Hence , $p = \frac{|y_{0} - x_{0}f^{'}(x)|}{\sqrt{1 + (f^{'}(x))^2}}$ ... $(iii)$

From $(ii)$ and $(iii)$ , we get :

$pdl = |y_{0}dx - x_{0}dy|$ ,

Here, use $x_{0} = rcos\theta$ , and $y_{0} = rsin\theta$ , take derivative and simplify to get

$pdl = r^2d\theta$ . Put this value in $(i)$ to get :

$|d\vec{B}| = \frac{\mu_{0}I_{0}d\theta}{4 \pi r} = \frac{\mu_{0}I_{0}d\theta}{4 \pi R(1 + \eta cos(n\theta))}$

$\Rightarrow B = \frac{B_{circle}}{2 \pi} \int_{0}^{2\pi} \frac{d\theta}{1 + \eta cos(n\theta)}$ = $1.15B = \boxed{1.15 mT}$

For a current $I_0$ flowing in a curve $C$ , the magnetic field at the point $\mathbf{r}$ is $\mathbf{B}(\mathbf{r}) \; = \; \frac{\mu_0 I_0}{4\pi}\oint_C \frac{d\mathbf{s} \times (\mathbf{r}-\mathbf{s})}{|\mathbf{r}-\mathbf{s}|^3}$ Thus the field at the origin is $\mathbf{B}(\mathbf{0}) \; = \; \frac{\mu_0I_0}{4\pi}\oint_C \frac{\mathbf{s}\times d\mathbf{s}}{|\mathbf{s}|^3} \; = \; \frac{\mu_0I_0}{4\pi}\int_0^{2\pi} \frac{d\theta}{s} \mathbf{k}$ where $\mathbf{k}$ is a unit vector normal to the plane.
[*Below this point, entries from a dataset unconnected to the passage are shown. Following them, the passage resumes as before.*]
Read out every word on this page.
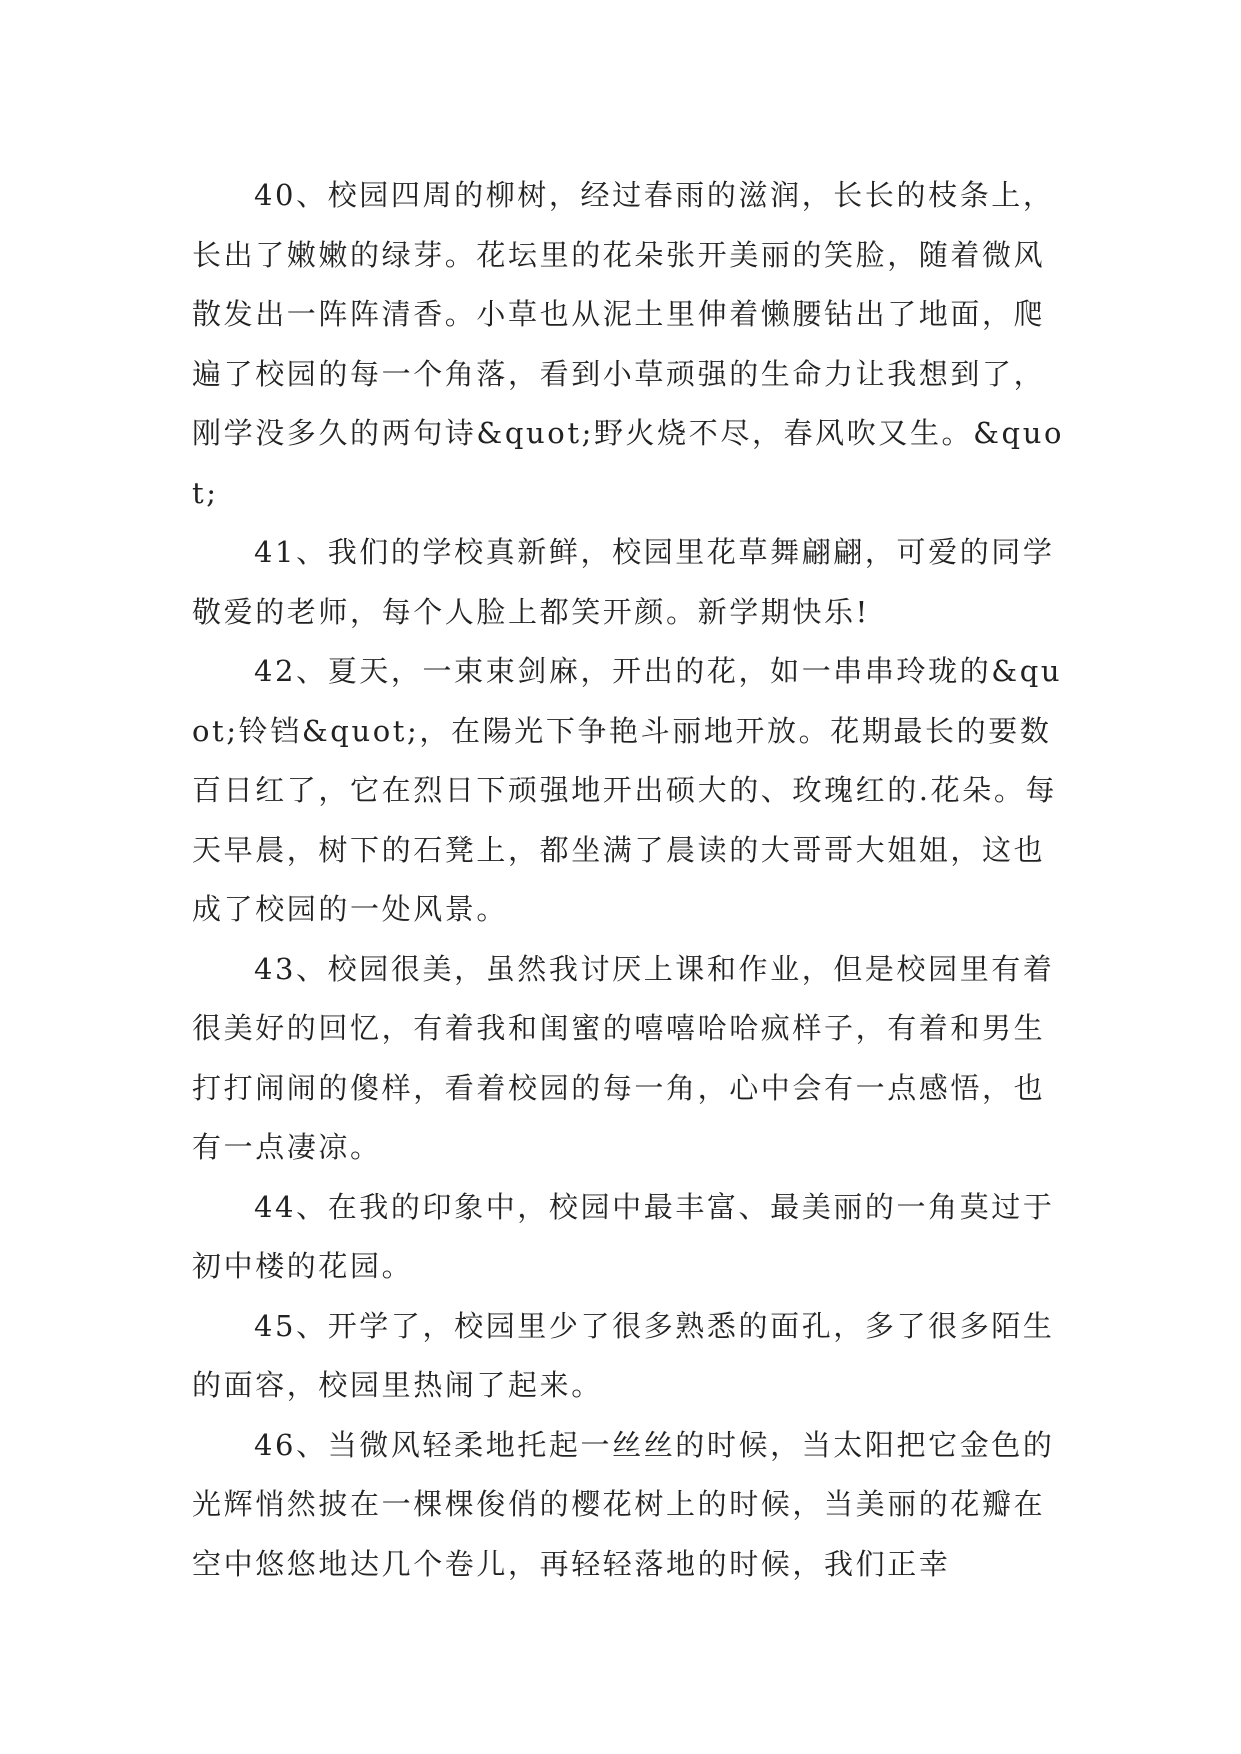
40、校园四周的柳树，经过春雨的滋润，长长的枝条上，长出了嫩嫩的绿芽。花坛里的花朵张开美丽的笑脸，随着微风散发出一阵阵清香。小草也从泥土里伸着懒腰钻出了地面，爬遍了校园的每一个角落，看到小草顽强的生命力让我想到了，刚学没多久的两句诗&quot;野火烧不尽，春风吹又生。&quot;

41、我们的学校真新鲜，校园里花草舞翩翩，可爱的同学敬爱的老师，每个人脸上都笑开颜。新学期快乐!

42、夏天，一束束剑麻，开出的花，如一串串玲珑的&quot;铃铛&quot;，在陽光下争艳斗丽地开放。花期最长的要数百日红了，它在烈日下顽强地开出硕大的、玫瑰红的.花朵。每天早晨，树下的石凳上，都坐满了晨读的大哥哥大姐姐，这也成了校园的一处风景。

43、校园很美，虽然我讨厌上课和作业，但是校园里有着很美好的回忆，有着我和闺蜜的嘻嘻哈哈疯样子，有着和男生打打闹闹的傻样，看着校园的每一角，心中会有一点感悟，也有一点凄凉。

44、在我的印象中，校园中最丰富、最美丽的一角莫过于初中楼的花园。

45、开学了，校园里少了很多熟悉的面孔，多了很多陌生的面容，校园里热闹了起来。

46、当微风轻柔地托起一丝丝的时候，当太阳把它金色的光辉悄然披在一棵棵俊俏的樱花树上的时候，当美丽的花瓣在空中悠悠地达几个卷儿，再轻轻落地的时候，我们正幸
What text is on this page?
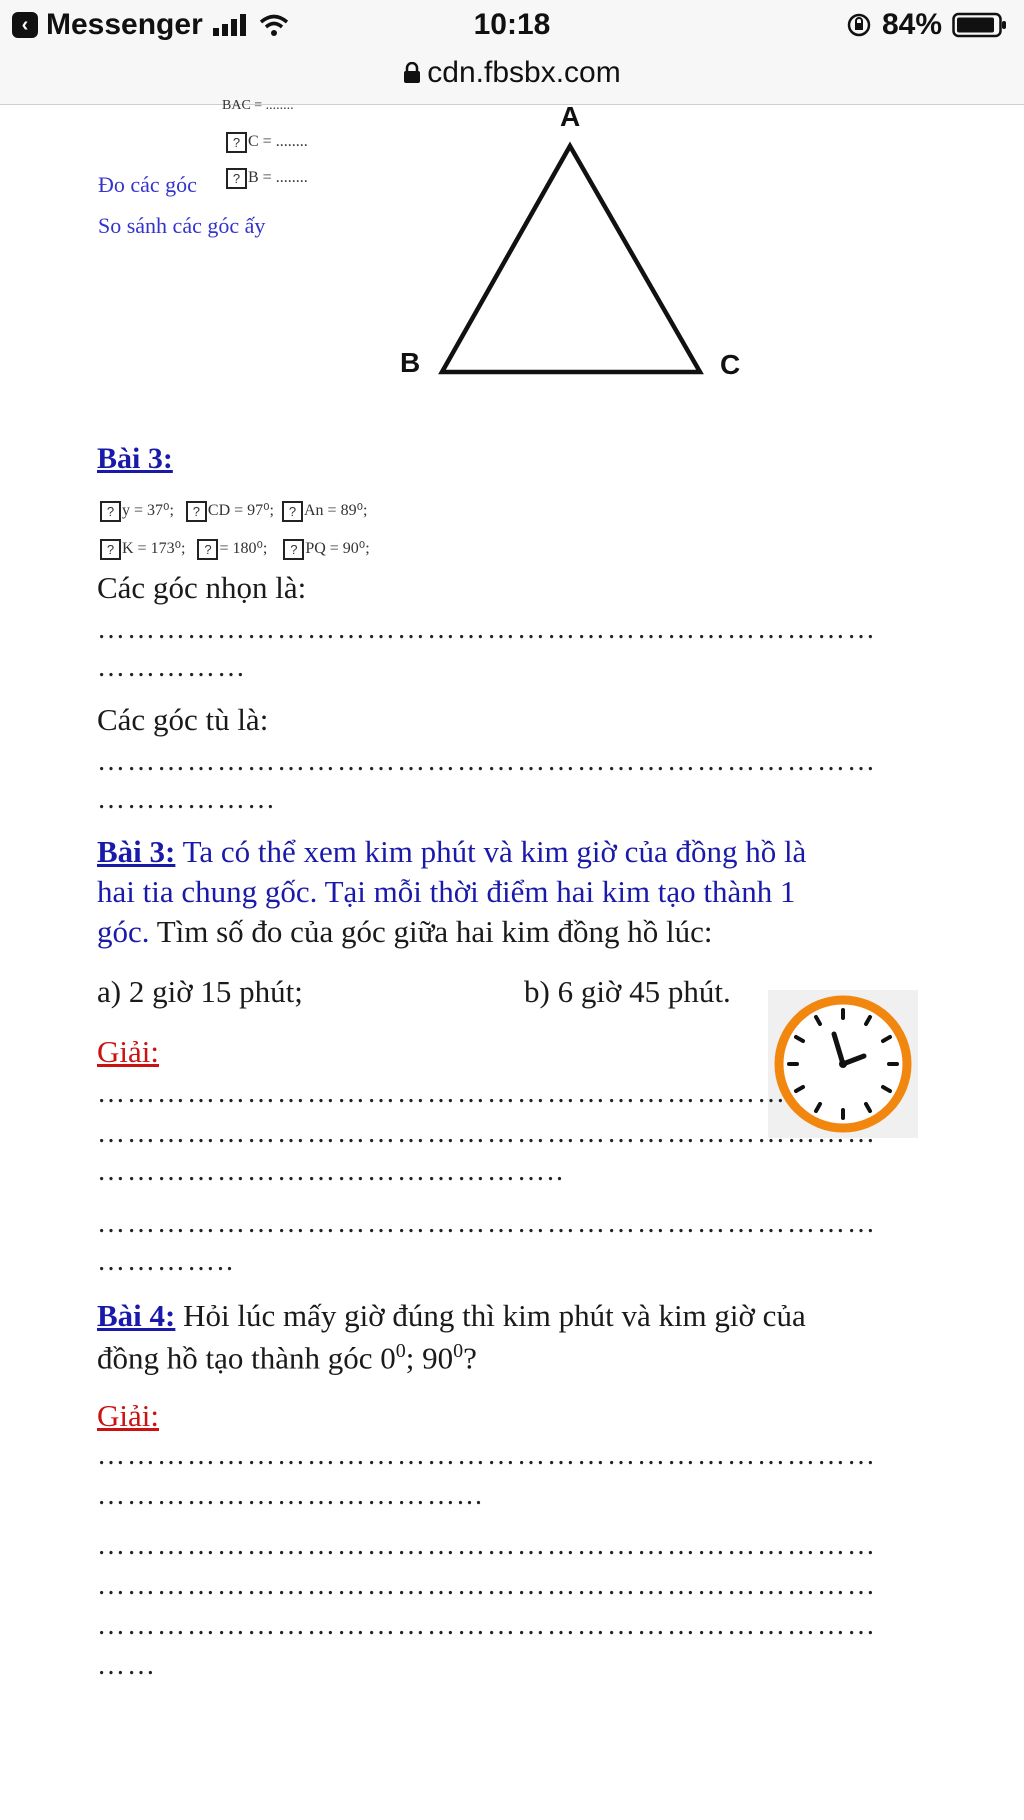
‹ Messenger	10:18	84%
cdn.fbsbx.com
BAC = ........
? C = ........
? B = ........
Đo các góc
So sánh các góc ấy
A
B	C
Bài 3:
? y = 37⁰; ? CD = 97⁰; ? An = 89⁰;
? K = 173⁰; ? = 180⁰; ? PQ = 90⁰;
Các góc nhọn là:
……………………………………………………………………
……………
Các góc tù là:
……………………………………………………………………
………………
Bài 3: Ta có thể xem kim phút và kim giờ của đồng hồ là
hai tia chung gốc. Tại mỗi thời điểm hai kim tạo thành 1
góc. Tìm số đo của góc giữa hai kim đồng hồ lúc:
a) 2 giờ 15 phút;	b) 6 giờ 45 phút.
Giải:
……………………………………………………………
……………………………………………………………………
………………………………………..
……………………………………………………………………
…………..
Bài 4: Hỏi lúc mấy giờ đúng thì kim phút và kim giờ của
đồng hồ tạo thành góc $0^0$; $90^0$?
Giải:
……………………………………………………………………
………………………………...
……………………………………………………………………
……………………………………………………………………
……………………………………………………………………
……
For the circular loop the magnitude of the magnetic field at $O$ is $B_1 \; = \; \frac{\mu_0I_0}{4\pi} \int_0^{2\pi} \frac{d\theta}{R} \; = \; \frac{\mu_0I_0}{2R} \; = \; 1 \mbox{ mT}$ For the flower-like loop the magnitude of the magnetic field at $O$ is $\begin{array}{rcl} B_2 & = & \frac{\mu_0I_0}{4\pi} \int_0^{2\pi} \frac{d\theta}{R(1 + \varepsilon\cos n\theta)} \\ & = & \frac{\mu_0I_0}{4n\pi R} \int_0^{2n\pi}\frac{d\theta}{1 + \varepsilon\cos\theta} \\ & = & \frac{\mu_0I_0}{4\pi R}\int_0^{2\pi}\frac{d\theta}{1 + \varepsilon\cos\theta} \; = \; \frac{\mu_0I_0}{2R\sqrt{1-\varepsilon^2}} \end{array}$ or $\frac{1}{\sqrt{1-\varepsilon^2}} = \frac{2}{\sqrt{3}} = 1.15$ mT.